I often wonder if the dark places or times in our lives can be invitations to “turn on” or seek for more light through relationships that encourage our soul, studies that can help us sort out the confusion we feel in the dark, or even seek someone to walk alongside as counselor or spiritual director. Isolation in the dark places only breeds more darkness.
In our new series beginning this Sunday, we are playing with the SAD acronym and calling out a condition called “Spiritual Affective Disorder,” considering how the uncertainty and pace of life can keep us from the spiritual and emotional wellbeing that the Creator desires for us.
Through worship, Renew and our new study that enhances this series, Crafting a Rule of Life, we are inviting you to experience spiritual practices as an antidote, and highlight how everyday life activities can become healing practices—boosting our mood and helping us shine a light on the “blahs.
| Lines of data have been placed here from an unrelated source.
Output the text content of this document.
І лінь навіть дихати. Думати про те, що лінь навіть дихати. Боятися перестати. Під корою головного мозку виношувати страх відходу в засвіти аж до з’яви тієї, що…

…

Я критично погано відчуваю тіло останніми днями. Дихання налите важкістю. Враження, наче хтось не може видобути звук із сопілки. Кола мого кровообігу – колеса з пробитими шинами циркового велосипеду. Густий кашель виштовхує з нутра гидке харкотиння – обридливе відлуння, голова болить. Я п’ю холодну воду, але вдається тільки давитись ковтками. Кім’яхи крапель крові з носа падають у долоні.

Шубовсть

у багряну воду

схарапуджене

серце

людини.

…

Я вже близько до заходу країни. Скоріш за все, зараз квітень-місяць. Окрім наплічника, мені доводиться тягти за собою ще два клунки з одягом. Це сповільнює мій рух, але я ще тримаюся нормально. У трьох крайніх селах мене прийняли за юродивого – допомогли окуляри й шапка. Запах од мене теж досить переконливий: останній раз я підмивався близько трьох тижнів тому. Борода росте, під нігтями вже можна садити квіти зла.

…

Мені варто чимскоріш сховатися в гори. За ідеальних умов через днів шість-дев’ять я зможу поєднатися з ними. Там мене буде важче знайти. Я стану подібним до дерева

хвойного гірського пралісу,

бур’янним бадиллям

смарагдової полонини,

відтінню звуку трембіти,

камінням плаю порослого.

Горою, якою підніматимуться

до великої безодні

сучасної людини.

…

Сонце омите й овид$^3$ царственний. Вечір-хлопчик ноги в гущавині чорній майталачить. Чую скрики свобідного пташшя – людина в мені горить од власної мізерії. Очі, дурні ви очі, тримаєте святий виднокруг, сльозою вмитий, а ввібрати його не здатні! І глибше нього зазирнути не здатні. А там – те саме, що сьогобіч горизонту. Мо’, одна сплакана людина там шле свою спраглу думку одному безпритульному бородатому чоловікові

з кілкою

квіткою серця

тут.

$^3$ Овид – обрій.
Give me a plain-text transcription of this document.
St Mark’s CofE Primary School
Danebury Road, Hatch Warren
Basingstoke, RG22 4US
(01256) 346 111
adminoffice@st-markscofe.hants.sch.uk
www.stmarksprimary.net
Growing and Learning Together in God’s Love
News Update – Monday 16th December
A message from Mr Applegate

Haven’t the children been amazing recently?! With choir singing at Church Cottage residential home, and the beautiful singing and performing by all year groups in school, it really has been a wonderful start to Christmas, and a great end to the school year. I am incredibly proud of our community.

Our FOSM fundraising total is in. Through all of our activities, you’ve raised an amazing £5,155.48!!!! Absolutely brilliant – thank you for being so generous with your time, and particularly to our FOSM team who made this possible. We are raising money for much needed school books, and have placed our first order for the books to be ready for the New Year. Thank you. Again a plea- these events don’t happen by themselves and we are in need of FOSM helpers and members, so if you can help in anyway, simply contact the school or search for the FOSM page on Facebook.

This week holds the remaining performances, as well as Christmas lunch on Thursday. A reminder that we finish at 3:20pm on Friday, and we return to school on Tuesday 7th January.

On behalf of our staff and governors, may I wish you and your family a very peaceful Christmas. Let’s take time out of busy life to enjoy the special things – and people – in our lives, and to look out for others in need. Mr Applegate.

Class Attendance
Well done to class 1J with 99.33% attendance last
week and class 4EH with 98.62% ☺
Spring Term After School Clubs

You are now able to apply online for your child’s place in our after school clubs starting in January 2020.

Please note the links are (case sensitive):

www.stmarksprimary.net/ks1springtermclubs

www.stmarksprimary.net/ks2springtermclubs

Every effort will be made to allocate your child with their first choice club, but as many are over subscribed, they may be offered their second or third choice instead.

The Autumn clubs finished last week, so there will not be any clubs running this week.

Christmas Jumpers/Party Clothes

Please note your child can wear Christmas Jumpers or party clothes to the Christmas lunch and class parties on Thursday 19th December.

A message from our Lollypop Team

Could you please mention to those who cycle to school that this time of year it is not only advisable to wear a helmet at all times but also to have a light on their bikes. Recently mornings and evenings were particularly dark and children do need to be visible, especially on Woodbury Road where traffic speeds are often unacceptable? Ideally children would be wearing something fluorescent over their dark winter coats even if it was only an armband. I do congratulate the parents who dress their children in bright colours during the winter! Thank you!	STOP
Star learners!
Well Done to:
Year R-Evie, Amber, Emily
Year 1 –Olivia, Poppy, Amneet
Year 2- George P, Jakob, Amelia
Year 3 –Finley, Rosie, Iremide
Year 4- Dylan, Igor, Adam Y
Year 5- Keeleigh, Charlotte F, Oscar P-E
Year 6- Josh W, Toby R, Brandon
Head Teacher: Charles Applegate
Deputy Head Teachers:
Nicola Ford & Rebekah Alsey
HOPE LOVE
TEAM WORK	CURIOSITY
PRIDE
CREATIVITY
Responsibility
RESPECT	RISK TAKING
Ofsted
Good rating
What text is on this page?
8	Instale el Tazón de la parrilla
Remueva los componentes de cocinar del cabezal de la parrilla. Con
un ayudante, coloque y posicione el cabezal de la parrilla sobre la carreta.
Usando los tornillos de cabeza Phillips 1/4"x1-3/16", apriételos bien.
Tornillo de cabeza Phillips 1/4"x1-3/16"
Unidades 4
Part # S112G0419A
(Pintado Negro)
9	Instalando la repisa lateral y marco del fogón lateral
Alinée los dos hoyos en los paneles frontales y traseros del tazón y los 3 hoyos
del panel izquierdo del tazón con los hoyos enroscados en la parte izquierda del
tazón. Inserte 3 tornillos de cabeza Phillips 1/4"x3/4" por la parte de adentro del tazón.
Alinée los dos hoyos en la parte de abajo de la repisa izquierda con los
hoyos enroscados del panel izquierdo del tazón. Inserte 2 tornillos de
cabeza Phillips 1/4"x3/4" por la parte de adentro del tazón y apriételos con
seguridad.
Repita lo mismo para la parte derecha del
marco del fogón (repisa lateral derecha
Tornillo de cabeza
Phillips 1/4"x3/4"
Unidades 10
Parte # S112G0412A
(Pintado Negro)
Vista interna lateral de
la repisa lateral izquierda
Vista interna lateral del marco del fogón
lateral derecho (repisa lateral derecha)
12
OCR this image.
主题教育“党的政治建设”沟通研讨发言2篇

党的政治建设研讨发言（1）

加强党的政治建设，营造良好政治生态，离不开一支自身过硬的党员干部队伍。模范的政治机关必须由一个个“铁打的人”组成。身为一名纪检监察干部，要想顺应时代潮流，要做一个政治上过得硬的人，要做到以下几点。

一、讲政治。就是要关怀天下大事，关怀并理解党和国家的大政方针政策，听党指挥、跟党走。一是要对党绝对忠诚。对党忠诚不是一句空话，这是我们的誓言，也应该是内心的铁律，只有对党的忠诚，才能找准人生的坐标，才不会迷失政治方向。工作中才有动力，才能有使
So Arise shine! For The true light, which gives light to everyone, has come to you! See you Sunday and bring a friend.
Seeking the Light,
The passage in the Book of Isaiah says, “Arise, shine; for your light has come.” This does not mean that we are supposed to feel good all the time or else we’re not worth anything. It means that each day is a new chance to do things for ourselves and others that helps heal what feels broken, a little bit at a time. Sometimes just the act of getting out of bed is all that is required. What do you notice about how you deal with stress, anxiety, and uncertainty? What are the messages that you tell yourself that are likely not true (like “I’m such a slacker” or “This will never end”)?
Share mental health resources with those who need them. Maybe you need some encouragement? Counseling referrals are available from Pastor Tammy or take time for a monthly spiritual direction or EPIC coaching session. Just reach out!
Is there a friend or family member who may find encouragement through this series? Invite them on a Sunday or to come to the new Sunday evening study group, Crafting a Rule of Life. You could also do this study in a triad with two friends. During this series consider placing an electric candle in a window of your home to represent a place of welcome and the light of Christ who has taken us out of darkness and brought us into His wonderful light.
Use the SAD journal as a guide during the series as a tool of encouragement - you will receive a card in worship that you can use as a reminder of God’s invitation and love. Use all of these tools along with the study to prompt sharing with those in your small group how you are dealing with the winter blues and blahs and pray for each other.